What Isaacson admires so much about Doudna is her lifelong pursuit of curiosity, starting with her youthful observations of nature growing up in Hawaii.

“That’s the trait that all of my subjects from Leonardo da Vinci to Benjamin Franklin to Jennifer Doudna have, and it’s wonderful because it’s a trait that all of us can nurture in ourselves,” Isaacson said. “Sometimes you pursue curiosity for its own sake—not because you need to know why the sky is blue or why the water swirls the way it does, but simply because you’re curious. And then that curiosity turns out to be useful.”

Useful is an understatement when it comes to gene editing. Doudna and Charpentier earned their Nobel for identifying how it works in bacteria. They realized that a special combination of RNA can cut and paste genetic code in certain areas of DNA nicknamed CRISPR, an acronym for clustered regularly interspaced short palindromic repeat.

The game changer is that this can also edit human DNA. Gene editing could soon prove to cure cancer and genetic disorders that cut lives short.

Scientific advancements in RNA technology have already contributed to the innovative development of coronavirus vaccines. In previous generations of vaccines for diseases like chicken pox and polio, recipients are given the actual virus in a killed or weakened form.

The coronavirus vaccines available now are different. Instead of the virus itself, they deliver a segment of genetic code called messenger RNA (mRNA).
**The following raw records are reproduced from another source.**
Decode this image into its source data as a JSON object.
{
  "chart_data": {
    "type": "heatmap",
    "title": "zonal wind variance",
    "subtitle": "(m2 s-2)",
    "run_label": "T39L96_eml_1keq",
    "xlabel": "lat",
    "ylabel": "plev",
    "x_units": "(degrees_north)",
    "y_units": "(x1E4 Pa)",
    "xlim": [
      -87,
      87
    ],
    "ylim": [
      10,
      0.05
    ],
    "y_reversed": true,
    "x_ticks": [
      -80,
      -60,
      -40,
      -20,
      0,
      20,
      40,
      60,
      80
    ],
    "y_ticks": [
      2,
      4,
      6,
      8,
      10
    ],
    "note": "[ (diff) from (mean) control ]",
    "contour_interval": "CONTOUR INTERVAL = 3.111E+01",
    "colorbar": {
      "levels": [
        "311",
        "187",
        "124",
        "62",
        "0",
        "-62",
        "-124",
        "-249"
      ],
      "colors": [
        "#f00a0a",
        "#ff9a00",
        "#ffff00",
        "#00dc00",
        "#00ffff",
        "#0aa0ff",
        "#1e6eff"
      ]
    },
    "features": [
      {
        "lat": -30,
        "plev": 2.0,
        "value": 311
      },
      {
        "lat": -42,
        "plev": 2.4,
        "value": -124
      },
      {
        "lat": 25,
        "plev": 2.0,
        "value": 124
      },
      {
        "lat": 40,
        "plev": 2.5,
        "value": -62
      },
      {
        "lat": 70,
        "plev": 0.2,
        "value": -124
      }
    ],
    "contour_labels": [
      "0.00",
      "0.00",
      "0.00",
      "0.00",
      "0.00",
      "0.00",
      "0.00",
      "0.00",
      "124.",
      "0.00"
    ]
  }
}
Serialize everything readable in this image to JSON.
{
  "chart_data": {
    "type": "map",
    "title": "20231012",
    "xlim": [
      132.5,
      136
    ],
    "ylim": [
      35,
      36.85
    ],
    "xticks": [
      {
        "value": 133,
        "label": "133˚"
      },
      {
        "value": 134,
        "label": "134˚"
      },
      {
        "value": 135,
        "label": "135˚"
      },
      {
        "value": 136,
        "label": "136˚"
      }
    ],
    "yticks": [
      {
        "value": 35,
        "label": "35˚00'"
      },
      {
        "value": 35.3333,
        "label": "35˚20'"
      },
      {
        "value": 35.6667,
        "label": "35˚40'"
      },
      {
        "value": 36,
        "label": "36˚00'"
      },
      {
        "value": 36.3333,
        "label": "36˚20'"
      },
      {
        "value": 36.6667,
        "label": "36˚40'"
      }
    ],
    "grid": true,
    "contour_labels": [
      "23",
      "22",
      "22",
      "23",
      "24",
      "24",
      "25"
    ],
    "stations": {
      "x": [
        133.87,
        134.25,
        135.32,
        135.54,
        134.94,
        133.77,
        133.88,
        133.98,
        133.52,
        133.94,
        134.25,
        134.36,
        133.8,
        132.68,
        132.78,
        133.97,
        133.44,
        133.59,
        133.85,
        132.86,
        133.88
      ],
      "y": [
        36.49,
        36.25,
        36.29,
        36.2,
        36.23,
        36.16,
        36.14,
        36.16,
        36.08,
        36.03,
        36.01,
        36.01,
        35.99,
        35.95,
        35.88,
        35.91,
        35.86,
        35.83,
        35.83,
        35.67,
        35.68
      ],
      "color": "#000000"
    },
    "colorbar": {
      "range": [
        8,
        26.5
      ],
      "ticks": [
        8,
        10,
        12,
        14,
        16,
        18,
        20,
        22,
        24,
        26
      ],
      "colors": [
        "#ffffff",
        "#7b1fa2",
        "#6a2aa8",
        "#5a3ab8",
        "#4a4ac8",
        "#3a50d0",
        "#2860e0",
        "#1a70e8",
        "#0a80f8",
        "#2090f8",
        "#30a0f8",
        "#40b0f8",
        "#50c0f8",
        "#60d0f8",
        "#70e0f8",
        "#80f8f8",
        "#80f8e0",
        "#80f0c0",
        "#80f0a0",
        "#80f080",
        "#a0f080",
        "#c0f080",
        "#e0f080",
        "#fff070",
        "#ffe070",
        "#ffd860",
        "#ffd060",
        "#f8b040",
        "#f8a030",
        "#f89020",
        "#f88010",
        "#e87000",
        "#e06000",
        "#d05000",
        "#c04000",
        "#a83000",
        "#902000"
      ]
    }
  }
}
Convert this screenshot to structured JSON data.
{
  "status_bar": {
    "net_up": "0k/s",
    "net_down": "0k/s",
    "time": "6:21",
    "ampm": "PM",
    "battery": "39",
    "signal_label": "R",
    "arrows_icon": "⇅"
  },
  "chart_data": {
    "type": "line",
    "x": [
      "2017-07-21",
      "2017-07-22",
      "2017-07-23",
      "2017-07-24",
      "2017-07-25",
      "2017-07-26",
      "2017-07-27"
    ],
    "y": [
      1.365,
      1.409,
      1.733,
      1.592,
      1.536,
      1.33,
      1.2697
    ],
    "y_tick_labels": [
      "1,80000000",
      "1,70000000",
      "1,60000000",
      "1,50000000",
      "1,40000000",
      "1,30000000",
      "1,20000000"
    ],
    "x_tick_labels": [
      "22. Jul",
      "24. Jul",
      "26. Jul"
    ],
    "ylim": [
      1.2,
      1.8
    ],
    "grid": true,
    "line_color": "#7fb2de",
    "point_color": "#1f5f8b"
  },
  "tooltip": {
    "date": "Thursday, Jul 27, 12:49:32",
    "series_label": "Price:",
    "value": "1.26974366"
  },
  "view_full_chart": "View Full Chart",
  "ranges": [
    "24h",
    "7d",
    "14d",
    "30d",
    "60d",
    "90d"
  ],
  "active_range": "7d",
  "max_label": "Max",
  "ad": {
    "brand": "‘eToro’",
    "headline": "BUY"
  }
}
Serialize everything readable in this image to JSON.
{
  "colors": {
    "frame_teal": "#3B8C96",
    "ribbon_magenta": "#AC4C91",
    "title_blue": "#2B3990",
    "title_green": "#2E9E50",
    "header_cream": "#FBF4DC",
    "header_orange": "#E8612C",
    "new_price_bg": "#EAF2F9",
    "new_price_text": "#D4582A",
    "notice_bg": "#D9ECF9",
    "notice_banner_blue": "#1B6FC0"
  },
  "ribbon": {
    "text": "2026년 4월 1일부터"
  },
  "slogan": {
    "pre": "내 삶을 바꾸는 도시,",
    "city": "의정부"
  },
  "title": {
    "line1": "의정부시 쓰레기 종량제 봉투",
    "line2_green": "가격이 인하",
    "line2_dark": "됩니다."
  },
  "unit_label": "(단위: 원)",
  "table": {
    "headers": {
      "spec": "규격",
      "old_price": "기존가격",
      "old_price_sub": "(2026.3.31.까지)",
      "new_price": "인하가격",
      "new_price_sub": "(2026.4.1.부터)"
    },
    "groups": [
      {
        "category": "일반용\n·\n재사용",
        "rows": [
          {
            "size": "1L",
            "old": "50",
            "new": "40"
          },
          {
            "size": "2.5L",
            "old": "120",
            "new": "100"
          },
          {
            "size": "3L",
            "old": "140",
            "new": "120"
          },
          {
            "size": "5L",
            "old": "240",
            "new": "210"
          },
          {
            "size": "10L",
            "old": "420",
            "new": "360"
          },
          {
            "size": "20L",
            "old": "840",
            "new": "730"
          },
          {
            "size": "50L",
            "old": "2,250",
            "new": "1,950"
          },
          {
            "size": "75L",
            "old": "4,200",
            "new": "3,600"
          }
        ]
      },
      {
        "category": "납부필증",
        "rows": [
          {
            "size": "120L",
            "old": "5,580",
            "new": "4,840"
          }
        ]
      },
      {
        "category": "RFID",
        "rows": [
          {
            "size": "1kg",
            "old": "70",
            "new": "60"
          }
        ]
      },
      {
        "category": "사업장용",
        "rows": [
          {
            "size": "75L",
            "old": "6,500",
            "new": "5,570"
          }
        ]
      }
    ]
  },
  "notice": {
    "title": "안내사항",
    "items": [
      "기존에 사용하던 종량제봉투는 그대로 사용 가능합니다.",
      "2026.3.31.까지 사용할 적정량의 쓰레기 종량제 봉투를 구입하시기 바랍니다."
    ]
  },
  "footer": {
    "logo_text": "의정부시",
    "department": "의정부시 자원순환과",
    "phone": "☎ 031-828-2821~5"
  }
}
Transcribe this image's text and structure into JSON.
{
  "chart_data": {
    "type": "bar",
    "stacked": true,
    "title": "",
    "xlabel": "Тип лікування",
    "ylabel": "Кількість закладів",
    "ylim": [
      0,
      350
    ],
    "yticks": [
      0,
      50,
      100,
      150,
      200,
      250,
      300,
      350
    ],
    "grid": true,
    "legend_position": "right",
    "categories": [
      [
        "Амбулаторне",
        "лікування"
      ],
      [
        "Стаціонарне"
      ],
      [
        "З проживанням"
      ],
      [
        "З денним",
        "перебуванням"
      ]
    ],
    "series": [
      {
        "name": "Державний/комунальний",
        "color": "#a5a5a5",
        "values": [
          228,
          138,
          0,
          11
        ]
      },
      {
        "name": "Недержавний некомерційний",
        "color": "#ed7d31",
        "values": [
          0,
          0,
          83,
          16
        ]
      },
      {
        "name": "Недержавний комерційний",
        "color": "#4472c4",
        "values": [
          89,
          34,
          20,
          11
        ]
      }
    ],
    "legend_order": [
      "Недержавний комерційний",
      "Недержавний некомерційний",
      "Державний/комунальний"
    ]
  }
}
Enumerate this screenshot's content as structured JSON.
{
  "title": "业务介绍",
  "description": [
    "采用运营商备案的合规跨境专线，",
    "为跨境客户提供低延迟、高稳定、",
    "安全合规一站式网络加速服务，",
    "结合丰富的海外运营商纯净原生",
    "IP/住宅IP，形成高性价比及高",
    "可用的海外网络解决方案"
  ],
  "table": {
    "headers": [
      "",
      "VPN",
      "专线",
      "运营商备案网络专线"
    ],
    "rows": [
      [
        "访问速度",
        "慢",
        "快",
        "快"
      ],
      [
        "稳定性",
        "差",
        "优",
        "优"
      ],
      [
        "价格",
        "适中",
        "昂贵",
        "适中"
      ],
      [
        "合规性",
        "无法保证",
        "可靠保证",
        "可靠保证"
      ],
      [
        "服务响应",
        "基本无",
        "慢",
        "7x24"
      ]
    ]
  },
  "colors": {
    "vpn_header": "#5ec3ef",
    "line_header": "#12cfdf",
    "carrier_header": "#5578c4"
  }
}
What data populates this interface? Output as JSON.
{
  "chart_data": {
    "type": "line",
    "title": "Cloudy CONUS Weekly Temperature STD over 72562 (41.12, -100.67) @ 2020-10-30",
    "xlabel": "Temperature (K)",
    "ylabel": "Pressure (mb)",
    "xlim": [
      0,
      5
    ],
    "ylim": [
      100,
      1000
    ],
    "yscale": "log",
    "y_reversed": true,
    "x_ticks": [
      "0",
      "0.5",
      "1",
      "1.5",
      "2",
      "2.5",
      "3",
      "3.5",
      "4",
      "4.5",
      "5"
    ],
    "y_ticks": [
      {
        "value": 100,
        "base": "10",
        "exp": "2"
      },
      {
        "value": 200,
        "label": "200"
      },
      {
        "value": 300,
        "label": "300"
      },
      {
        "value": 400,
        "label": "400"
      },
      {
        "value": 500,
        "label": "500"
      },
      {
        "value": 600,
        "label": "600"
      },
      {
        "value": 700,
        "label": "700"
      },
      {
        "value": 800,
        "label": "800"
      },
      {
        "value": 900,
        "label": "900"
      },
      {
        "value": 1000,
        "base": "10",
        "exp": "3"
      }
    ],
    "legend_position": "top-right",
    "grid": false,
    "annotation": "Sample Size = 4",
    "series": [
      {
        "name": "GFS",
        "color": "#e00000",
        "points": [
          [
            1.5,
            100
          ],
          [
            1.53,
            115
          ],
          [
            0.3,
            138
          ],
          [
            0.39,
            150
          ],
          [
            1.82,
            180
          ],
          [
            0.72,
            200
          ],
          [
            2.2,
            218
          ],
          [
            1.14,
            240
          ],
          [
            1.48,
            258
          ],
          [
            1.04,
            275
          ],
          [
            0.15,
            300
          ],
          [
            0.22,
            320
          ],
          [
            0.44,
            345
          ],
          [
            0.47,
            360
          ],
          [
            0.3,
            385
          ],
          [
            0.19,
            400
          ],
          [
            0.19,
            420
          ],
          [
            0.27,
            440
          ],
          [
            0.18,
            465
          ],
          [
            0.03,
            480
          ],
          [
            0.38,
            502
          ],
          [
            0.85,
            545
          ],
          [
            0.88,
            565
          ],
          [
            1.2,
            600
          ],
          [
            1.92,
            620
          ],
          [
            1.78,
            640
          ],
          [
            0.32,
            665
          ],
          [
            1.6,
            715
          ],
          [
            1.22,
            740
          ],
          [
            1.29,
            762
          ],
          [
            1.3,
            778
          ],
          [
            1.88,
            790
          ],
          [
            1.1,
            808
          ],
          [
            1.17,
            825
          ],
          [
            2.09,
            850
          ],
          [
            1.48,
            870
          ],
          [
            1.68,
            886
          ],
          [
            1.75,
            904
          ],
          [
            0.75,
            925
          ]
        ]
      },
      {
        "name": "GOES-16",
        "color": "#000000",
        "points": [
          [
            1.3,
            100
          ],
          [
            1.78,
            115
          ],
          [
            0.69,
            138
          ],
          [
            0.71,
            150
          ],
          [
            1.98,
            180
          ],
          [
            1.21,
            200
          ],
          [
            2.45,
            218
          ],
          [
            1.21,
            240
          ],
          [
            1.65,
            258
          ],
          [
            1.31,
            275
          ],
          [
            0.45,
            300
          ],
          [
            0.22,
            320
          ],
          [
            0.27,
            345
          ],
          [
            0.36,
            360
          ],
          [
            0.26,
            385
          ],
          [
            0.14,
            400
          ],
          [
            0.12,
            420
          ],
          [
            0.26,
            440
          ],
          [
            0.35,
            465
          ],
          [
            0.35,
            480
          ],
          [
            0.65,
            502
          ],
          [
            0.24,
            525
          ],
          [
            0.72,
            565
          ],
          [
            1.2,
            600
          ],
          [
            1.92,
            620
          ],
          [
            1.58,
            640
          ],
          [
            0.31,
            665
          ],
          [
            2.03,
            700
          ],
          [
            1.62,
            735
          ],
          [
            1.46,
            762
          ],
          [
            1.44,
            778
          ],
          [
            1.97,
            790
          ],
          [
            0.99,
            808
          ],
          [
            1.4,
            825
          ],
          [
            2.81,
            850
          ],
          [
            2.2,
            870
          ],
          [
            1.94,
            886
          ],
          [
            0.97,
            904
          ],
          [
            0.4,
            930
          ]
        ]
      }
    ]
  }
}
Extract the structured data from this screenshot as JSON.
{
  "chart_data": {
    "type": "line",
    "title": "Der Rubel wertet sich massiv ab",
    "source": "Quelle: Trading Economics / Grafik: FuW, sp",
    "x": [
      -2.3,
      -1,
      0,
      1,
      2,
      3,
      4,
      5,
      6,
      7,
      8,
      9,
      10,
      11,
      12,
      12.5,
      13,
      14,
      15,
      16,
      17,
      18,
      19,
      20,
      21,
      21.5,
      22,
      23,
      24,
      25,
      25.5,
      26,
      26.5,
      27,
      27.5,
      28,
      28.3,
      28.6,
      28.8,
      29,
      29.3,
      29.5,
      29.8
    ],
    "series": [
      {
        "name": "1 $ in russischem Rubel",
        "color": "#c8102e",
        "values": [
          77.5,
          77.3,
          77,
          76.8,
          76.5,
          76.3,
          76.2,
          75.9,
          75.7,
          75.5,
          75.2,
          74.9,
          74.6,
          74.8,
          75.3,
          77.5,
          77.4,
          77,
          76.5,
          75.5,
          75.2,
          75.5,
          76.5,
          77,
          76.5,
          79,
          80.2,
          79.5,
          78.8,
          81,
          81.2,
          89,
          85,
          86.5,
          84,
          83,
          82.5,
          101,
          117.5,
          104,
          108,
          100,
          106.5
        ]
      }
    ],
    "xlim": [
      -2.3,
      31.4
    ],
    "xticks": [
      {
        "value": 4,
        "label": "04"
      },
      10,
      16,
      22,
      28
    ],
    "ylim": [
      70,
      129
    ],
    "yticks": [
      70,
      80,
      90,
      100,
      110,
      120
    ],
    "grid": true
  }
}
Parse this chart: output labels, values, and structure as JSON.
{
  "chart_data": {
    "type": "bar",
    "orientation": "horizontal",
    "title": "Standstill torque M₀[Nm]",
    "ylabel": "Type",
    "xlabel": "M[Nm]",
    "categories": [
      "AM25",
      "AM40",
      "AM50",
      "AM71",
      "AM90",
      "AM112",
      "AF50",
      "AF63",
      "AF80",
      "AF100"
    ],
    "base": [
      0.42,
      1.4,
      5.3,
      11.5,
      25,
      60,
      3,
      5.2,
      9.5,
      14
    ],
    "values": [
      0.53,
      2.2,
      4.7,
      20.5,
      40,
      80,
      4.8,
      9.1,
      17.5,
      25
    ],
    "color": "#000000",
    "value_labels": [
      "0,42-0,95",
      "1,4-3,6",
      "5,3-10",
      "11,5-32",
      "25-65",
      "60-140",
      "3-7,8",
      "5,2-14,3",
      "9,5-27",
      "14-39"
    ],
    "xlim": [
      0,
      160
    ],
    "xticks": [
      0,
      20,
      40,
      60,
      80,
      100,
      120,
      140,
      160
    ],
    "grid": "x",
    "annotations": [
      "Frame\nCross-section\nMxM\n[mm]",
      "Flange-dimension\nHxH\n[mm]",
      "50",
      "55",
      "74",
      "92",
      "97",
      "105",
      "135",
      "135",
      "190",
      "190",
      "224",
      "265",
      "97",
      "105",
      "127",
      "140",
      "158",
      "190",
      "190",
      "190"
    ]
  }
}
This code activates the body to create a lookalike to a piece of the virus. This helps the immune system recognize and destroy it later, after the mRNA in the vaccine itself decomposes naturally.

Additionally, CRISPR technology is being adapted for coronavirus testing and treatment. Home testing kits including freeze-dried CRISPR are on the horizon.

What CRISPR also makes possible — in stark contrast to vaccines — is the ability to make edits in human embryos that last across generations. Editing the “germline” allows an individual’s children to inherit the edited genes.

Scientists around the world are approaching germline gene editing as delicately as if it were radioactive. It strikes at the heart of what it means to be human, provoking an avalanche of ethical questions. One of the biggest concerns is whether gene editing could snowball into a new form of cosmetic surgery, selectively engineering traits deemed desirable for a costly price. 

“Now that we have this tool, who gets to use it, who gets to decide, and when do we use it?” Isaacson said. “I think that one of the important issues we’ll face with gene editing is how to make it fair, to make sure that rich people can’t simply buy better genes and design their children and make them taller or have better memory.”

Coincidentally, meaningful precedents emerged here in Mississippi. The first ever heart and lung transplants were conducted at the University of Mississippi Medical Center by Dr. James D. Hardy in the early 1960s. At the time, transplant surgeons like Hardy were accused of playing God. The viability of organ transplantation ultimately led to its widespread practice under strongly enforced medical guidelines.

Fast forward to today, and Mississippi again plays a leading role in the advancement of medicine. Victoria Gray of Forest was the first volunteer for CRISPR-based gene therapy to treat her sickle cell disease, which has appeared successful thus far.

“Victoria Gray is one of the pioneers of this age of genetic medicine,” Isaacson said. “She was brave in order to be the test pilot for editing the genes of her blood cells so that she no longer has sickle cell. And this has shown the world that this tool can be very useful, instead of just some Frankenstein that we’ve created.”

Isaacson believes that Mississippians will continue to contribute to this new frontier of science.

“Mississippi is a place of great diversity. That was true of Florence in the 1400s, and it was true of Philadelphia in the 1700s,” Isaacson said. “That’s usually the mark of places that are cradles of creativity.”

As for Isaacson, his next big profile is already on deck. According to recent reports, he’ll be tackling a well-known and controversial tech entrepreneur: Tesla founder Elon Musk.

Emily Liner is the owner of Friendly City Books, an independent bookstore and press in Columbus, Miss.